We all parted ways after graduation but stayed connected as much as possible, given the fact that we were not yet on Facebook in 1993. Seema graduated from the Feinberg School of Medicine in 1998, while I left medicine and joined Teach for America — both of us wanting to give back to society in some shape and form. She completed her internal medicine training at Northwestern in 2001 and then completed a hematology-oncology fellowship at Memorial Sloan Kettering Cancer Center in New York City.

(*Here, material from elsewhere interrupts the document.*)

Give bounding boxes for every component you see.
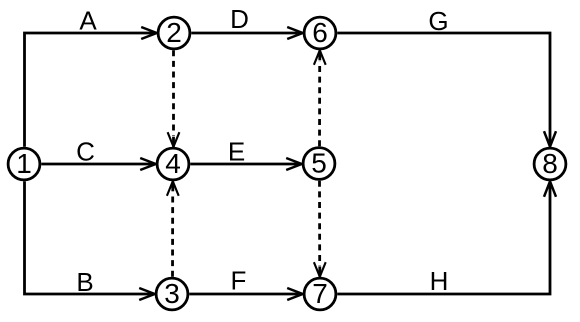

According to her obituary, Seema fulfilled her childhood dream of becoming a doctor specializing in blood cancer and was an ambitious researcher and academician. In 2005 Seema attended a medical conference in Italy and had an anoxic brain injury which she sustained from a severe allergic reaction to seafood. The pasta she had ordered was cooked in a dirty pot that had not been washed after it was used to cook seafood. Within minutes, we had lost some part of Seema. News of her condition came back to the United States, and as friends, we kept each other updated on her status during the past decade.

Her loving parents, both doctors, took care of Seema till the very end. They had left India behind, just like my parents, with the hope of a better life. Seema was the embodiment of that hope.

Seema Gupta died Nov. 27, 2014, at her family’s home in Orange Village, Ohio. She was 43.